In an interview with John Allen, Bishop Nicholas DiMarzio of Brooklyn (chairman of the U.S. Bishops’ Committee on Domestic Policy) discussed the draft USCCB voting guide, Forming Consciences for Faithful Citizenship: A Call to Political Responsibility from the Catholic Bishops of the United States. On the document itself:
“I think it’s pretty even. I think you’d have a hard time trying to misuse this document. Hopefully, it will be helpful for people making decisions. We’re into a situation, the way it looks right now a year away, in which you’re not going to have any candidate who is outstanding on all of our issues. Such a person just isn’t there. We’re going to have to look very carefully and use some moral principles to come to difficult decisions about these options. It comes down to this: Are you not going to vote? Or are you going to vote for somebody who doesn’t completely hold our positions? That’s the difficulty we face. It’s a very difficult situation for a voter today.”

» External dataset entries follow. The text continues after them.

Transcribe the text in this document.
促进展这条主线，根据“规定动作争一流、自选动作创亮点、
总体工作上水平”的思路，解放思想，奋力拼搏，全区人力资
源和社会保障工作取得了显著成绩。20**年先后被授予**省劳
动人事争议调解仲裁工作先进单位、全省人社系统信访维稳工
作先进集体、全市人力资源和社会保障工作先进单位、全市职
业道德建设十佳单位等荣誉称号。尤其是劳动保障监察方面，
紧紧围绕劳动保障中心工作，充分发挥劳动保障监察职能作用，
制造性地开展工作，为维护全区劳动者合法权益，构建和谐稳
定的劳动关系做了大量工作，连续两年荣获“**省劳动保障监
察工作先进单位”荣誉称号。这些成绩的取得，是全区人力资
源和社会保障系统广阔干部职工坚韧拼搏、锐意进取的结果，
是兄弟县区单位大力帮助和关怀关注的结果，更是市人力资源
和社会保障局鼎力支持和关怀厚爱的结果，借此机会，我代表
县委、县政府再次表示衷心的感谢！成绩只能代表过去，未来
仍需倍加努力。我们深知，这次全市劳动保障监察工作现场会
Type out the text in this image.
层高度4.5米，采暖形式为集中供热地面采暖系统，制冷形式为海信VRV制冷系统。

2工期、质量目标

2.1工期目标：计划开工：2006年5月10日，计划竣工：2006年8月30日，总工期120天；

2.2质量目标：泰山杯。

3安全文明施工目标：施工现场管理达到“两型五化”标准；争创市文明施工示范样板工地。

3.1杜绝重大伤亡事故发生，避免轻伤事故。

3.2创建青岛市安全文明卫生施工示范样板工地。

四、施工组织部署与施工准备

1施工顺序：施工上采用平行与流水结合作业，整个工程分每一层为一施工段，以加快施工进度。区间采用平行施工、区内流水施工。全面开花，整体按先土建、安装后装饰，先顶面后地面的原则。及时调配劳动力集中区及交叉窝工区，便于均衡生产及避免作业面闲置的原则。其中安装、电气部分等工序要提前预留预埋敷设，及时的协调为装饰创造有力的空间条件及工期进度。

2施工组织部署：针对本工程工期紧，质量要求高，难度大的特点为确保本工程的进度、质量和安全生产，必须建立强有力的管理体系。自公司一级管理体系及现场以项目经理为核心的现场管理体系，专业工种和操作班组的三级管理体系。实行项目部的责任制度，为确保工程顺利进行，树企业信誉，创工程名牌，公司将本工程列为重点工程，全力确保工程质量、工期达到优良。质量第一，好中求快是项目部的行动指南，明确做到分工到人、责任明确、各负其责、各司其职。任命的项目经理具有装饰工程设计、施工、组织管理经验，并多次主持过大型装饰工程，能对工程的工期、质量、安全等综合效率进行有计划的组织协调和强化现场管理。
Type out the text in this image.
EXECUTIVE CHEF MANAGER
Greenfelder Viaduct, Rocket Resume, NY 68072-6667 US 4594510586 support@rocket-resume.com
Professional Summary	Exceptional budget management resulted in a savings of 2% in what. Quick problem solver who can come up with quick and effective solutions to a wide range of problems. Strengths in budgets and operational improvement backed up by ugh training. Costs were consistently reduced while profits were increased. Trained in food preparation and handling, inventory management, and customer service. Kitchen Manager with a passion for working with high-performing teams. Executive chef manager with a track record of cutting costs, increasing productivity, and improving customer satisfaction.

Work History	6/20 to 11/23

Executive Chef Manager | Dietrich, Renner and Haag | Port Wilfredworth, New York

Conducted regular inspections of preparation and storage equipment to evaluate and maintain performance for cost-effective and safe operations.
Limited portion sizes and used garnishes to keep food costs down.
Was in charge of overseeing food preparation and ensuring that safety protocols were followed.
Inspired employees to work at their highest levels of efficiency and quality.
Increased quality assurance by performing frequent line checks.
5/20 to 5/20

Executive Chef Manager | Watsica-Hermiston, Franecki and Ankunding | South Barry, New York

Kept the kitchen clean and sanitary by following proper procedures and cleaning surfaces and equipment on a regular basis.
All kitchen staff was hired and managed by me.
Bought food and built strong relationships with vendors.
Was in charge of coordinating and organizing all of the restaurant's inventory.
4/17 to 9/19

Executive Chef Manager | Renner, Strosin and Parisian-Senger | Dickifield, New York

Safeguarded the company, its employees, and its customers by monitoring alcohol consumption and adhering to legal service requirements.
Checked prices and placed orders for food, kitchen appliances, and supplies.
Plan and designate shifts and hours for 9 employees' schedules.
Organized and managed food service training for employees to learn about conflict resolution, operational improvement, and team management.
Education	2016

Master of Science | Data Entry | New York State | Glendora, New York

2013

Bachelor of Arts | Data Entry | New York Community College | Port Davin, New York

Allen asked whether he would discourage rival Catholic voter’s guides. DiMarzio:
“We can’t discourage that, but what we can discourage is their distribution through the church. Something handed out by parishes should be approved by the diocese or the state Catholic conference. Anybody can produce whatever they want, but that doesn’t mean they have the right to give it out within church premises and so on. It gives the appearance that it has an official status. We’ve produced a two-page bulletin announcement summarizing Faithful Citizenship. It’s difficult to summarize all that tight reasoning in two pages, but I think we did a fairly decent job with it. That would be the official thing that we would ask bishops to authorize and distribute.”